Tristão deita-se, Isolda enlaça-o ternamente, beija-lhe a boca e a face. Deseja ardentemente aquilo a que Tristão se recusa. Não é que não esteja disposto a acariciar a sua jovem mulher, mas um amor maior retém-no e faz calar o apelo dos sentimentos. A paixão por Isolda, a loura, mais forte que nunca no seu coração, paralisa-lhe a vontade e torna a natureza impotente. Vê que a jovem é desejável e ardente; aspira a volúpias, mas o outro desejo é suficientemente forte para dominar o instinto da carne: tudo cede àquele grande amor.
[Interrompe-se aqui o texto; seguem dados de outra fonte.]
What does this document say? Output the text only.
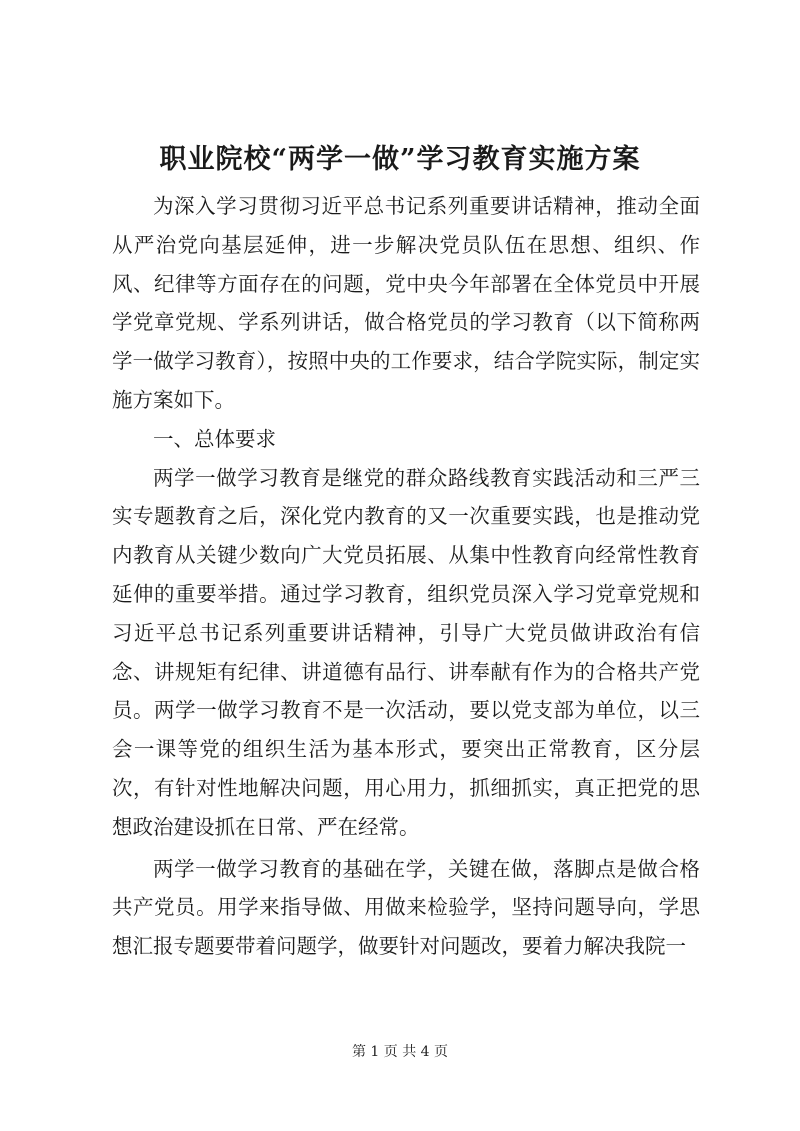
职业院校“两学一做”学习教育实施方案

为深入学习贯彻习近平总书记系列重要讲话精神，推动全面从严治党向基层延伸，进一步解决党员队伍在思想、组织、作风、纪律等方面存在的问题，党中央今年部署在全体党员中开展学党章党规、学系列讲话，做合格党员的学习教育（以下简称两学一做学习教育），按照中央的工作要求，结合学院实际，制定实施方案如下。

一、总体要求

两学一做学习教育是继党的群众路线教育实践活动和三严三实专题教育之后，深化党内教育的又一次重要实践，也是推动党内教育从关键少数向广大党员拓展、从集中性教育向经常性教育延伸的重要举措。通过学习教育，组织党员深入学习党章党规和习近平总书记系列重要讲话精神，引导广大党员做讲政治有信念、讲规矩有纪律、讲道德有品行、讲奉献有作为的合格共产党员。两学一做学习教育不是一次活动，要以党支部为单位，以三会一课等党的组织生活为基本形式，要突出正常教育，区分层次，有针对性地解决问题，用心用力，抓细抓实，真正把党的思想政治建设抓在日常、严在经常。

两学一做学习教育的基础在学，关键在做，落脚点是做合格共产党员。用学来指导做、用做来检验学，坚持问题导向，学思想汇报专题要带着问题学，做要针对问题改，要着力解决我院一

第 1 页 共 4 页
E é para Tristão um embaraço, um tormento, uma inquietação e uma angústia não saber como se manter casto, que conduta ter com a mulher, a que estratagema recorrer. Subtrai-se aos abraços da jovem esposa e ilude o prazer que ela procura. Dá um único beijo a Isolda das mãos brancas e diz-lhe: "Minha bela amiga, não tomeis isto por uma vilania ou um ultraje. Quero fazer-vos uma confissão, pedindo-vos que a guardeis só para vós, pois nunca a confiei a mais ninguém. Aqui, no meu lado direito, tenho uma ferida que me afligiu longamente e que ainda esta noite me atormenta duramente. As fadigas que suportei guerreando os inimigos de vosso pai acordaram em mim a dor. Por causa dela, não me posso entregar aos prazeres amorosos. Mas tê-los-emos quando o quisermos." Isolda respondeu-lhe: "Estou aflita, mais do que saberia dizer, com o mal de que sofreis. Quanto à coisa de que me falais, quero e posso muito bem passar sem ela esta noite." Assim ficou Tristão, durante toda a noite, estendido, sem se mover, ao lado da esposa. Ela, que dos jogos do amor só conhecia os abraços e os beijos, adormeceu com toda a simplicidade enlaçada a Tristão. Mas chegada a manhã, quando as servas lhe ajustaram o véu das mulheres casadas, sorriu tristemente e pensou que não tinha nenhum direito a ele.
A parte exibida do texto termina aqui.